A copy of the instrument having been presented for record in the Registry of Property of Mayagüez, the registrar refused to record it, by the following decision:
"The record of the foregoing instrument, which is deed of sale No. 179, executed in this city on October 1st of the current year before notary José Sabater y Garcia, is denied and the proper cautionary notice has been entered instead in favor of the purchasing firm, for the statutory period of 120 days at the margin of the description of each piece of property, on the ground that under the civil law the contract embodied in the said deed is nonexistent for lack of the element of consent, which essentially consists in the meeting of two different minds, since Falagán could neither legally nor psychologically grant such consent to himself in his double capacity as Vendor in his own behalf and as purchaser for the partnership; and on the further ground that even admitting the existence of the contract, said contract was entered into in violation of section 1362 of the Civil Code, and is void in accordance with section 4 of that code, inasmuch as the said Falagán had no authority to pay for his individual prop-perty with property belonging to the partnership of which he was a member, intrusted with the management of its affairs."
The present appeal lias been taken by Domingo Falagán from the above decision. As to the second ground of refusal, the decision is erroneous. Section 1362 of the Civil Code of Porto Rico prohibits the purchase by agents of property, the administration or sale of which may have been intrusted to them. Falagán, in his capacity as agent of the firm of Fa-lagán & Co., 8. en G., had not acquired by purchase from the firm any property whose administration or sale had been intrusted to him. The case does not fall within the scope of subdivision 2 of the cited section.
As regards the first ground of refusal the registrar is right. It is true that the firm of Falagán & Co., S. en C.. has a personality distinct from its members. But precisely one of the principal differences between natural and juridical collective persons lies in the manner of giving consent. As regards the individual, his own determination, manifested by himself, is the usual way.

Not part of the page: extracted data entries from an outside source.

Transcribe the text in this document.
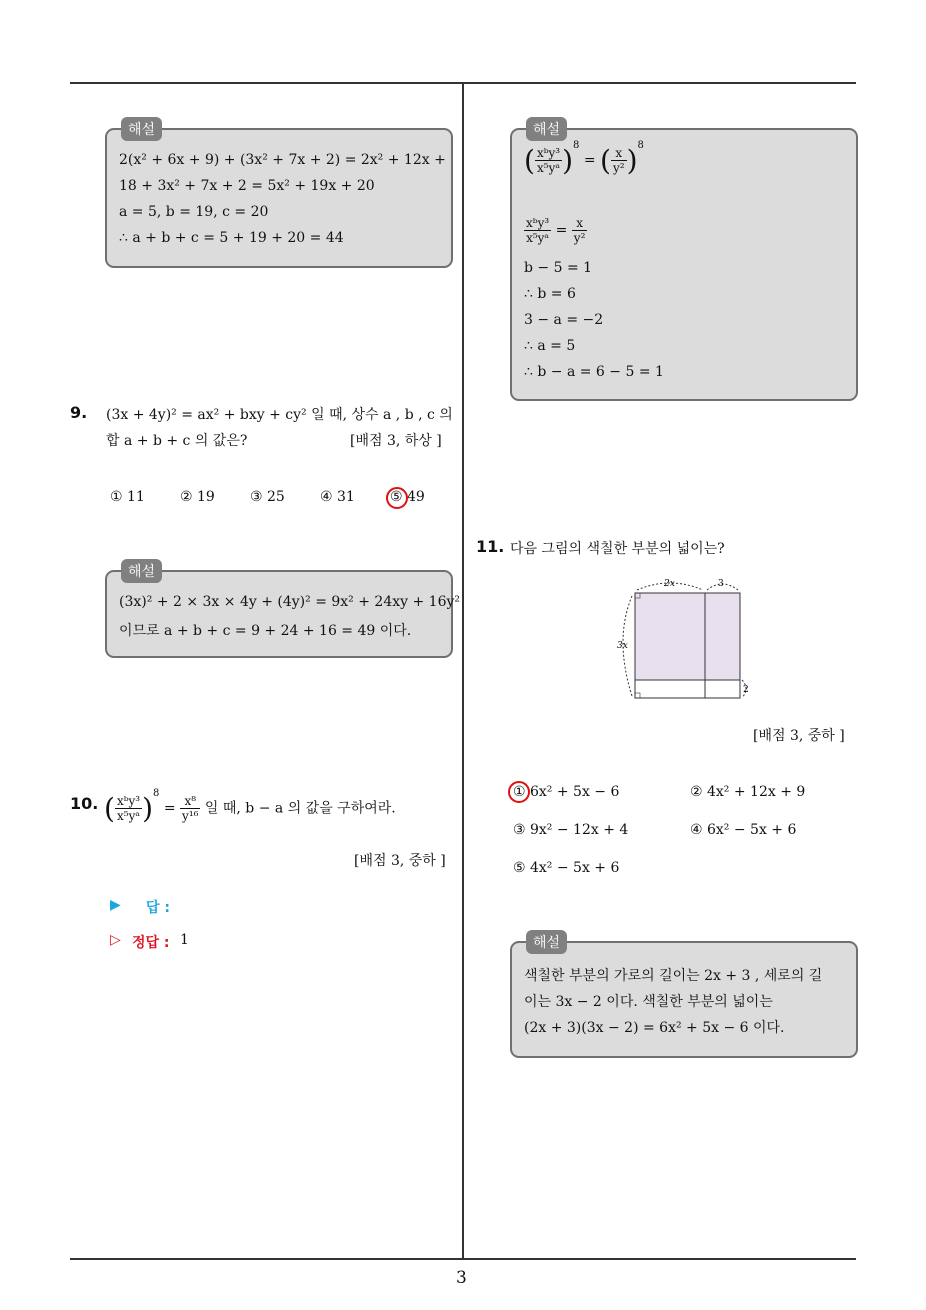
3
해설
2(x² + 6x + 9) + (3x² + 7x + 2) = 2x² + 12x +
18 + 3x² + 7x + 2 = 5x² + 19x + 20
a = 5, b = 19, c = 20
∴ a + b + c = 5 + 19 + 20 = 44
9. (3x + 4y)² = ax² + bxy + cy² 일 때, 상수 a , b , c 의
합 a + b + c 의 값은?	[배점 3, 하상 ]
① 11	② 19	③ 25	④ 31	⑤ 49
해설
(3x)² + 2 × 3x × 4y + (4y)² = 9x² + 24xy + 16y²
이므로 a + b + c = 9 + 24 + 16 = 49 이다.
10. ( $\frac{\text{xᵇy³}}{\text{x⁵yᵃ}} )^8 = \frac{\text{x⁸}}{\text{y¹⁶}}$ 일 때, b − a 의 값을 구하여라.
[배점 3, 중하 ]
▶ 답 :
▷ 정답 : 1
해설
( $\frac{\text{xᵇy³}}{\text{x⁵yᵃ}} )^8$ = ( $\frac{x}{\text{y²}} )^8$
$\frac{\text{xᵇy³}}{\text{x⁵yᵃ}} = \frac{x}{\text{y²}}$
b − 5 = 1
∴ b = 6
3 − a = −2
∴ a = 5
∴ b − a = 6 − 5 = 1
11. 다음 그림의 색칠한 부분의 넓이는?
2x	3
3x
2
[배점 3, 중하 ]
① 6x² + 5x − 6	② 4x² + 12x + 9
③ 9x² − 12x + 4	④ 6x² − 5x + 6
⑤ 4x² − 5x + 6
해설
색칠한 부분의 가로의 길이는 2x + 3 , 세로의 길
이는 3x − 2 이다. 색칠한 부분의 넓이는
(2x + 3)(3x − 2) = 6x² + 5x − 6 이다.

In the case of juridical collective persons the resolution and consent can be expressed only through one of their members or managers. The fiction concerning the partnership personality does not go as far as the appellant thinks.

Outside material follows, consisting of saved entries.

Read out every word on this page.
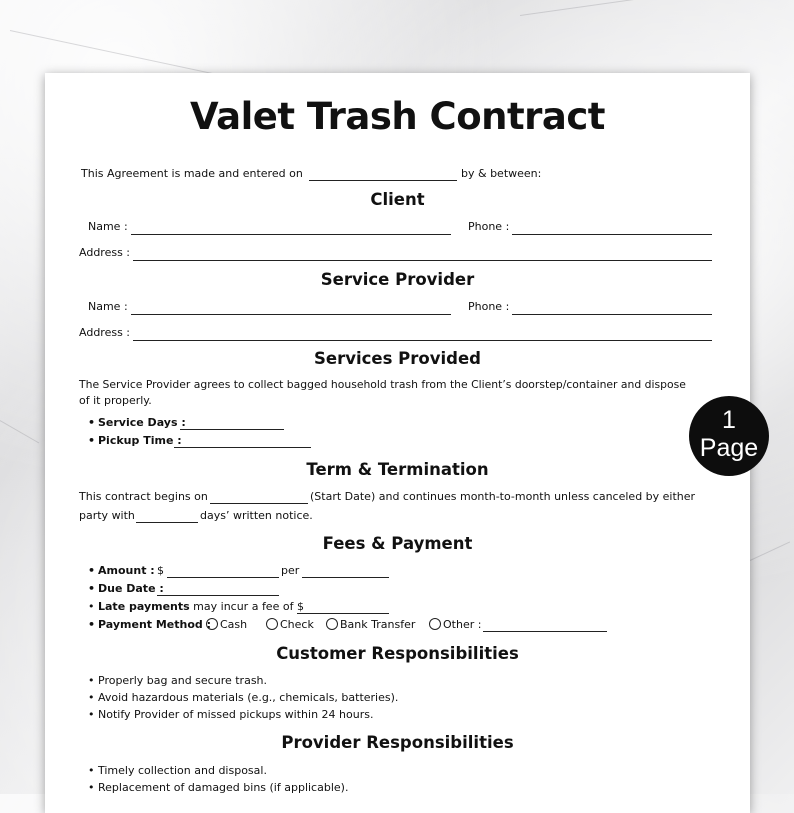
Valet Trash Contract
This Agreement is made and entered on	by & between:
Client
Name :	Phone :
Address :
Service Provider
Name :	Phone :
Address :
Services Provided
The Service Provider agrees to collect bagged household trash from the Client’s doorstep/container and dispose
of it properly.
• Service Days :
• Pickup Time :
Term & Termination
This contract begins on	(Start Date) and continues month-to-month unless canceled by either
party with	days’ written notice.
Fees & Payment
• Amount : $	per
• Due Date :
• Late payments may incur a fee of $
• Payment Method : Cash	Check	Bank Transfer	Other :
Customer Responsibilities
• Properly bag and secure trash.
• Avoid hazardous materials (e.g., chemicals, batteries).
• Notify Provider of missed pickups within 24 hours.
Provider Responsibilities
• Timely collection and disposal.
• Replacement of damaged bins (if applicable).
1
Page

In the present case Domingo Falagán makes an offer and Domingo Falagán accepts it. This would be indeed a unique case of consent. There is no meeting of the minds, because there is only one mind which at once resolves and moves the will. Whatever the force of a legal fiction, it can not overcome the natural laws.
In Eastman et al. v. Wright et al., 6 Pick. (Mass.) 316, 320, the court said:
". But it is a first principle, that in whatever different capacities a person may act, he never can contract with himself, nor maintain an action against himself. He can in no form be both obligor and obligee."

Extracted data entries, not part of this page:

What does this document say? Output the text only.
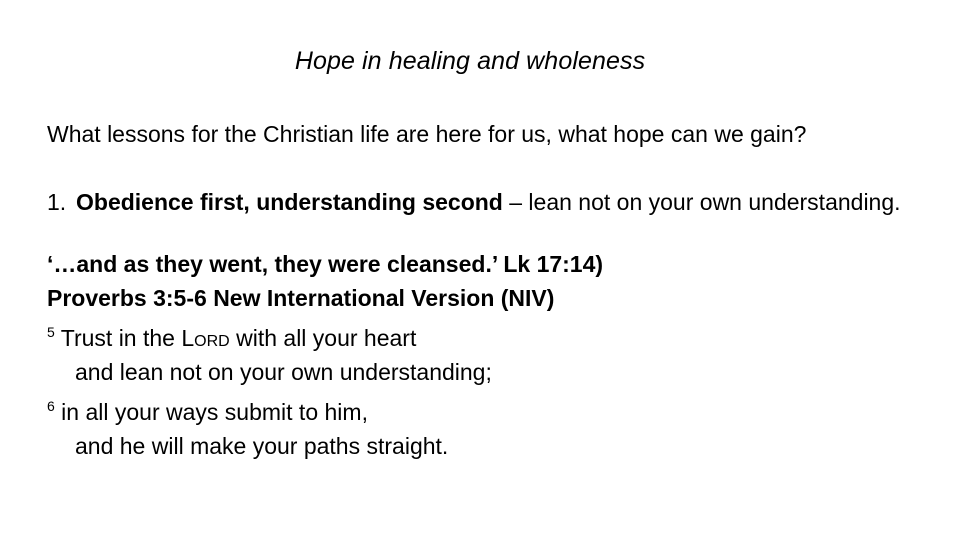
Hope in healing and wholeness

What lessons for the Christian life are here for us, what hope can we gain?

1. Obedience first, understanding second – lean not on your own understanding.
‘…and as they went, they were cleansed.’ Lk 17:14)
Proverbs 3:5-6 New International Version (NIV)
$^5$ Trust in the Lord with all your heart
and lean not on your own understanding;
$^6$ in all your ways submit to him,
and he will make your paths straight.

The above legal doctrine is essentially the same as that laid down in Gorham v. Mencham, 22 Atl. 572.
No contract is found to exist in the present case, for lack of the essential element of consent.
The case of Oxíos v. Registrar, 39 P.R.R. 404 differs from the one at bar in its essential facts.
The decision of the Registrar of Property of Mayagüez is affirmed as regards its first ground and reversed otherwise.